Serena pulled her cravat aside and looked at the pendant again. 'I knew there was something weird about the stone. When Dilandau touched it, when you were a prisoner in the floating fortress, it streamed light and made an explosion - it was terrifying. When Cid found this, I wondered what would happen if I touched it now.'

'Well, nothing, so that's nice.' He stared down at the ice. Bits of stick and rubbish were frozen in it and would stay there until the thaw.

'It ought to prove something to you, at least.'

'You still shouldn't have it,' he said. 'And you shouldn't have bought it for a penny. A thing like that should be a gift. It should mean something.'

'What does Hitomi's pendant mean to you?' she asked. 'If she gave it to you, and you left it behind in Fanelia don't you want to keep something of hers with you? Something that would let you go to see her?'

'You don't know anything about it!' Van was furious now.

'I know what it's like to love someone and I can't help wondering what you think you're doing! Don't you care about her?'

'I can't ever be with her!' His voice sounded hoarse and high in his ears. 'Why would she ever want to see me again? She went home! She chose her world! I've got to stop thinking about her!'

'And what if she's sitting at home right now thinking why doesn't Van ever come to see me any more and it's breaking her heart? Have you even asked her what she wants?'

Van glared at her, a bossy girl with a pink, runny nose preaching to him about how to love. The cravat was still on one side and the pink jewel was shining against her white shirt. She shouldn't have it. She, of all people, should not have it. He turned away from her in disgust and stamped through the snow off the bridge.

'Hey! I haven't finished talking to you!' Serena called after him. He ignored her and walked faster. He could hear her running behind him, catching up.

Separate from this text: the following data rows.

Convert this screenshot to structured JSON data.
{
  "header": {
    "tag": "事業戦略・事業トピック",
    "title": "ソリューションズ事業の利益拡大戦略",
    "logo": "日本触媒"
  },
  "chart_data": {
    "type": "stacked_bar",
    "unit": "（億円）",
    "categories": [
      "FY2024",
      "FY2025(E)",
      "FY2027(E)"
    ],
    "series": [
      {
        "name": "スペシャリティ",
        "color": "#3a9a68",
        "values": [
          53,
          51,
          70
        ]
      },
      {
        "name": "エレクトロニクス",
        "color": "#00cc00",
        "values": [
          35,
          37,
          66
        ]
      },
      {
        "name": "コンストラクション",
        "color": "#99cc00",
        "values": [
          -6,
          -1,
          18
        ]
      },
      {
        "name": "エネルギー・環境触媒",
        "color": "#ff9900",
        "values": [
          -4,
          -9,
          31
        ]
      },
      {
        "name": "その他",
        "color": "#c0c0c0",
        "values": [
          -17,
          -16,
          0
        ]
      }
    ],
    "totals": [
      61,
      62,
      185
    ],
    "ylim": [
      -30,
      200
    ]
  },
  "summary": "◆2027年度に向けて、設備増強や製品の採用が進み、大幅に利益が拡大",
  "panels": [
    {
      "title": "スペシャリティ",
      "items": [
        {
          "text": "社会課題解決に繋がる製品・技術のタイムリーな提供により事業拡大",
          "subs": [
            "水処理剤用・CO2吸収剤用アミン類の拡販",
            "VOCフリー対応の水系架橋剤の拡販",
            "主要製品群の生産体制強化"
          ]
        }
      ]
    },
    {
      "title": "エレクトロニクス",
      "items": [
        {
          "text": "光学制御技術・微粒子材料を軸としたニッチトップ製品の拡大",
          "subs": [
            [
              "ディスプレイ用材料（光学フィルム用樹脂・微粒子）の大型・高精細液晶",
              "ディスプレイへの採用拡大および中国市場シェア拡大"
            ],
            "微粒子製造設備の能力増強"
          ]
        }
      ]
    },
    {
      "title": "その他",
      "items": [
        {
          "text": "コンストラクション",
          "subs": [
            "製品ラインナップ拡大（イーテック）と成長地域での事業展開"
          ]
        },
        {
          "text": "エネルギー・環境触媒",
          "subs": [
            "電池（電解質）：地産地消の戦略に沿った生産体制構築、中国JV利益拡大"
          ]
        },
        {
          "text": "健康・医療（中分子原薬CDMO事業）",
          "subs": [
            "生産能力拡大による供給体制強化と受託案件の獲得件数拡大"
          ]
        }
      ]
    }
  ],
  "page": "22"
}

'You can have it if you think it's so important,' she said. 'As a gift. Peace offering. That would be meaningful, wouldn't it?'

'I don't want it,' he said. 'It's yours.'

'You can be so mean.'

'How is that being mean? I'm telling you you can keep the thing you like. Mean would be ripping it off your neck and giving you whiplash.'

'Fine,' she said. 'Screw you too.' She stormed on ahead, walking even faster than he could. Van watched her go, letting himself slow down, feeling his anger die until it no longer warmed him.